If music be the food of love
Choral concert by The Tamesis Chamber Choir: If music be the food of love…
Did you know it’s 425 years since William Shakespeare put quill to scroll and began to craft the lines of his classic romcom Much Ado About Nothing? In a 24-year career as the nation’s flagship bard he wrote at least 38 plays.
We’re paying tribute in our next concert – we’ve tried our best to match his productivity by polishing up a gallimaufry of 22 songs in our ten weeks of rehearsal. Almost all of them use Shakespeare’s dramatic lyrics, from Much Ado to Macbeth to A Midsummer Night’s Dream.
The weather may be A Winter’s Tale right now but you can be sure of a warm welcome at our concert on 25th March. We’re thrilled to be performing in Henley on Thames. For one thing, it’s a wonderful location for pre-concert suppers and post-concert drinks, in one of the many agreeable hostelries near to St Mary the Virgin Church. And for another, on this occasion, there’s a topical link. Shakespeare was born in a house on Henley Street… in Stratford upon Avon. He’s practically a neighbour.
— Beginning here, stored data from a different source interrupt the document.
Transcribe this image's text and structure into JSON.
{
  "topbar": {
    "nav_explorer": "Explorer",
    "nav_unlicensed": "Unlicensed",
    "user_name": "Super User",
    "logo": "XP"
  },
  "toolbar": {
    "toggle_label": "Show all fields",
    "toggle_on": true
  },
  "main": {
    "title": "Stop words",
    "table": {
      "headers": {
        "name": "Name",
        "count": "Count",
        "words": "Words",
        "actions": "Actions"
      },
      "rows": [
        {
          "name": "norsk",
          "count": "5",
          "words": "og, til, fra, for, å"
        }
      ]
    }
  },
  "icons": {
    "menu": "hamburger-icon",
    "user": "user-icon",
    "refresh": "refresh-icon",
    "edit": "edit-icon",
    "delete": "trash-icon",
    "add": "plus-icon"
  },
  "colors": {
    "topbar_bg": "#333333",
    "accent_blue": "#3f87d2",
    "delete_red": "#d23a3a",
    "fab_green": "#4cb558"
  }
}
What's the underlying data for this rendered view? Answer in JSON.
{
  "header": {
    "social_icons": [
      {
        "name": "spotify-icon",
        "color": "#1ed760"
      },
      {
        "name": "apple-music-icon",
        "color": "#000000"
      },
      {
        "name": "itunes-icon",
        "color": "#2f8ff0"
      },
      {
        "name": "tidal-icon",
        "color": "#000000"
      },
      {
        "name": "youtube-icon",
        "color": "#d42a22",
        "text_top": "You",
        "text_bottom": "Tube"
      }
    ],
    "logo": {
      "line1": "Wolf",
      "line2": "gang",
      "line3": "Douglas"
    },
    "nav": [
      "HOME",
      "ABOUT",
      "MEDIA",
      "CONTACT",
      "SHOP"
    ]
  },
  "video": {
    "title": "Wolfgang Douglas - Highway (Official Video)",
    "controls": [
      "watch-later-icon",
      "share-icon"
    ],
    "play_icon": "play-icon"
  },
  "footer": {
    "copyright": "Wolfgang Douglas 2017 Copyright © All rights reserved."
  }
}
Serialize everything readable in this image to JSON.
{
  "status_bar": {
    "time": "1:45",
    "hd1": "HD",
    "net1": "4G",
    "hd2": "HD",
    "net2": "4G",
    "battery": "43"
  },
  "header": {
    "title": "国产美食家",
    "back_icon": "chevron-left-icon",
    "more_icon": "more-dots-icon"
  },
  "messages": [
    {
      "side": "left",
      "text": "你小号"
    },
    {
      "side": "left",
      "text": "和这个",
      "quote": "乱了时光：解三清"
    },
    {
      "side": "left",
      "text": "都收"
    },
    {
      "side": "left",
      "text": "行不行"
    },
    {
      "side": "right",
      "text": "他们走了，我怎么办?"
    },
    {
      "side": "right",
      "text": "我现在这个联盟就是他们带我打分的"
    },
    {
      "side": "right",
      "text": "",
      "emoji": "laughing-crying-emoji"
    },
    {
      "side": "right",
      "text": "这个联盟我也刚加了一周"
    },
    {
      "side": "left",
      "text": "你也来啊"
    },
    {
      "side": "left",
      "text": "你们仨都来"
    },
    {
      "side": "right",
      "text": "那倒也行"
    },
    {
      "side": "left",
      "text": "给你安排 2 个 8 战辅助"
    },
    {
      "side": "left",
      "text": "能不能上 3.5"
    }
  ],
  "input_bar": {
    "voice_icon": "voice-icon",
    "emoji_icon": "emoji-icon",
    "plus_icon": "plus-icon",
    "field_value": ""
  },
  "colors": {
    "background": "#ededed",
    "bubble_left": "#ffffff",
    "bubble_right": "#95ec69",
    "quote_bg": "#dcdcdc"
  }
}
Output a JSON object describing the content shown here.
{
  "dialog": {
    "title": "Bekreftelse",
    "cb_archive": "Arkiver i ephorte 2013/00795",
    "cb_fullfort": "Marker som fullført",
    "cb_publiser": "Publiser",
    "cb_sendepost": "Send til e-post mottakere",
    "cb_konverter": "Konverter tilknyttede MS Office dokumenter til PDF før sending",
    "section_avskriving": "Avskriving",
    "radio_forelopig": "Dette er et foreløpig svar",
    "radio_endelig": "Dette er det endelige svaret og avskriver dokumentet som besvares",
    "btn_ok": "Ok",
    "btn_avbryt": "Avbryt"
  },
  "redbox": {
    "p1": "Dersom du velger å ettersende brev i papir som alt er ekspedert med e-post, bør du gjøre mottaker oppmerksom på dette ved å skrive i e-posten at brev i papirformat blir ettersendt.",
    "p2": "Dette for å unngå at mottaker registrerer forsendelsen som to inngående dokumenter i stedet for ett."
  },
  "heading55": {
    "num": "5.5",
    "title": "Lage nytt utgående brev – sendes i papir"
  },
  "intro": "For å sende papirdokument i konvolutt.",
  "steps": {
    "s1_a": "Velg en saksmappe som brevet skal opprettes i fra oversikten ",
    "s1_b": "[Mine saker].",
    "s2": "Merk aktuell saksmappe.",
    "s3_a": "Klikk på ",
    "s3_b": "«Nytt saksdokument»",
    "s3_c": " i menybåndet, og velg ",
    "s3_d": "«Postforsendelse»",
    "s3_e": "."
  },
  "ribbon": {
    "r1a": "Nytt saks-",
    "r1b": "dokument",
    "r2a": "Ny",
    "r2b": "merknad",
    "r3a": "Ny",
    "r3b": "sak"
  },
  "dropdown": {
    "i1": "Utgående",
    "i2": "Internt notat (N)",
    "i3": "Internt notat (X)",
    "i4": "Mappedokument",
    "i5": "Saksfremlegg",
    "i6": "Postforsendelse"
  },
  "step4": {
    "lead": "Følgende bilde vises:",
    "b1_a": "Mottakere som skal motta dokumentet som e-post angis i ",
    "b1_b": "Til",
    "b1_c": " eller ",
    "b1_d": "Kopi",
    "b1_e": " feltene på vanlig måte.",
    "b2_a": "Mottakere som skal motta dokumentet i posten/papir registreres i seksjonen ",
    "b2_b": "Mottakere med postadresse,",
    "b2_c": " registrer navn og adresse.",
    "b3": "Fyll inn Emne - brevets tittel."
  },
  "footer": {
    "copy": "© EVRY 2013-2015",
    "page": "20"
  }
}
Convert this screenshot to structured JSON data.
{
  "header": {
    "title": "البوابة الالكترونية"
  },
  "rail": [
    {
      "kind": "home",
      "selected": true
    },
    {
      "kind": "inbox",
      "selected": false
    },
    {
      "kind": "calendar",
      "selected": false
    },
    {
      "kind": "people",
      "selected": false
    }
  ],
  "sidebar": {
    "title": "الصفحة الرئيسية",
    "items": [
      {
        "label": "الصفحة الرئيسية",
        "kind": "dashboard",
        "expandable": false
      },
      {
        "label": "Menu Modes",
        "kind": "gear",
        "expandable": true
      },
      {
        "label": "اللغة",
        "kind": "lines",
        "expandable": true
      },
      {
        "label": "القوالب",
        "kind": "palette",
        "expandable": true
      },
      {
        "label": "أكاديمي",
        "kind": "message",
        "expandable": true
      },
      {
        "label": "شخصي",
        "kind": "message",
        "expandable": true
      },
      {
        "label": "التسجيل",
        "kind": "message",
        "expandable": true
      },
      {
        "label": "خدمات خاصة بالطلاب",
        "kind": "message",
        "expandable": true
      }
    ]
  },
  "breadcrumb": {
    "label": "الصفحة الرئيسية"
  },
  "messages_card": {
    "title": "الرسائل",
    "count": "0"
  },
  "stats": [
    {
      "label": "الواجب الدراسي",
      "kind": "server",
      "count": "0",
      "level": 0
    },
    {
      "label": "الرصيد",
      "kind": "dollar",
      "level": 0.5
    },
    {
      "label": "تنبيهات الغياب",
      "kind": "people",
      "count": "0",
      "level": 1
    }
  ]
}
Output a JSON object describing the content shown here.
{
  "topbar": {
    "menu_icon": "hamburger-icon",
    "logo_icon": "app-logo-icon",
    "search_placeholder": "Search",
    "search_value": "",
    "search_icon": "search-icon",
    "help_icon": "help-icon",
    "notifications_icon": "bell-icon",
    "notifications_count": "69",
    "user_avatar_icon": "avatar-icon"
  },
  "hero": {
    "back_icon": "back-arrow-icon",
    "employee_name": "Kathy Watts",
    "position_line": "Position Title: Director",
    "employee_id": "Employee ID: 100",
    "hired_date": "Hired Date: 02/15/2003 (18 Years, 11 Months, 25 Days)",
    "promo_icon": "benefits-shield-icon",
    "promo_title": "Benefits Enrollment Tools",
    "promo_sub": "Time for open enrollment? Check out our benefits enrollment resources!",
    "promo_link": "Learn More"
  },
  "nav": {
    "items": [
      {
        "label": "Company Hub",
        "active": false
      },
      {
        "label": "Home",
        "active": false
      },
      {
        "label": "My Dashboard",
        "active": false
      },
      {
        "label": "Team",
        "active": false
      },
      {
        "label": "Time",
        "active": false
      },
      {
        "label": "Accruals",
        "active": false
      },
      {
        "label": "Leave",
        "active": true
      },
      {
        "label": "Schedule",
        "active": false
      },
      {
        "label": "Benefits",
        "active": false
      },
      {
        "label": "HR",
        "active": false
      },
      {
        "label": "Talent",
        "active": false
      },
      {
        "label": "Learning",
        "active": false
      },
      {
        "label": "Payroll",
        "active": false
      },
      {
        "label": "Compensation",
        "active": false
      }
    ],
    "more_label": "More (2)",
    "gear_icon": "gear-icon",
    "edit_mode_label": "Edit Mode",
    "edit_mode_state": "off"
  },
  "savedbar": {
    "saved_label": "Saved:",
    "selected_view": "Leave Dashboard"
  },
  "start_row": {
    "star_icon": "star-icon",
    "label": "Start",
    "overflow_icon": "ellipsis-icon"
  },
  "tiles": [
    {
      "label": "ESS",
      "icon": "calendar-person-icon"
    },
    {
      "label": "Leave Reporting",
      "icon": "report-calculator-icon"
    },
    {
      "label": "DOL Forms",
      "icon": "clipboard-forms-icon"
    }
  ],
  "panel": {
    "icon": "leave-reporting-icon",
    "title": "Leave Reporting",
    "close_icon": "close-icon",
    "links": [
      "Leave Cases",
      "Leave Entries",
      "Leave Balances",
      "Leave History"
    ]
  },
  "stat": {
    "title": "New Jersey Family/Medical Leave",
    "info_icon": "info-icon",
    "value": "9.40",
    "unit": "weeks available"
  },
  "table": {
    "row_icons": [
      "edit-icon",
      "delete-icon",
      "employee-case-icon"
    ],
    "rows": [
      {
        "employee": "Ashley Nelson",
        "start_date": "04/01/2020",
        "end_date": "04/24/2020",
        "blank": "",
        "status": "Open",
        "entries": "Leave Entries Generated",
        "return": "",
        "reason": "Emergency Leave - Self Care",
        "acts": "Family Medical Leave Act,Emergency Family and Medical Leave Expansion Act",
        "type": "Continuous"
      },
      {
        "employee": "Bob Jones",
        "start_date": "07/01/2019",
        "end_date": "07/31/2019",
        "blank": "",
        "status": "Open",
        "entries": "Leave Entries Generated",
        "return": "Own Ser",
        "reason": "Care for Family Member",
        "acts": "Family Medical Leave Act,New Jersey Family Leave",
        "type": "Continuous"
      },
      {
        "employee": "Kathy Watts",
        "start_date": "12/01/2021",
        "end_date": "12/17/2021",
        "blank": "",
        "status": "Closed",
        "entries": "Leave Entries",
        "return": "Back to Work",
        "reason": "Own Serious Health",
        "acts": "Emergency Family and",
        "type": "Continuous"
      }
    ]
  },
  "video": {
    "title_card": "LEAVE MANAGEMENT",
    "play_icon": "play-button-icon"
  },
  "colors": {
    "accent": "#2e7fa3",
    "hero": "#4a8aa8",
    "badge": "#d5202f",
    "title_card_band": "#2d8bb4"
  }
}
“Let me see thee caper!” we hear you cry. So to the programme. We’ll be performing music written from Elizabethan times to the present day, by the composers Arne, Morley, Wood, Vaughan Williams, Shearing, Harris, Mäntyjärvi, Olson, Williams and Tavener.
Our accompanist will be the gamesome Trevor Defferd and our musical director the egregious Louise Rapple Moore. There will also be solo interludes and interval refreshments. As Shakespeare wrote in Twelfth Night, “Good wine is a good familiar creature, if it be well used.” Someone should write a song about that.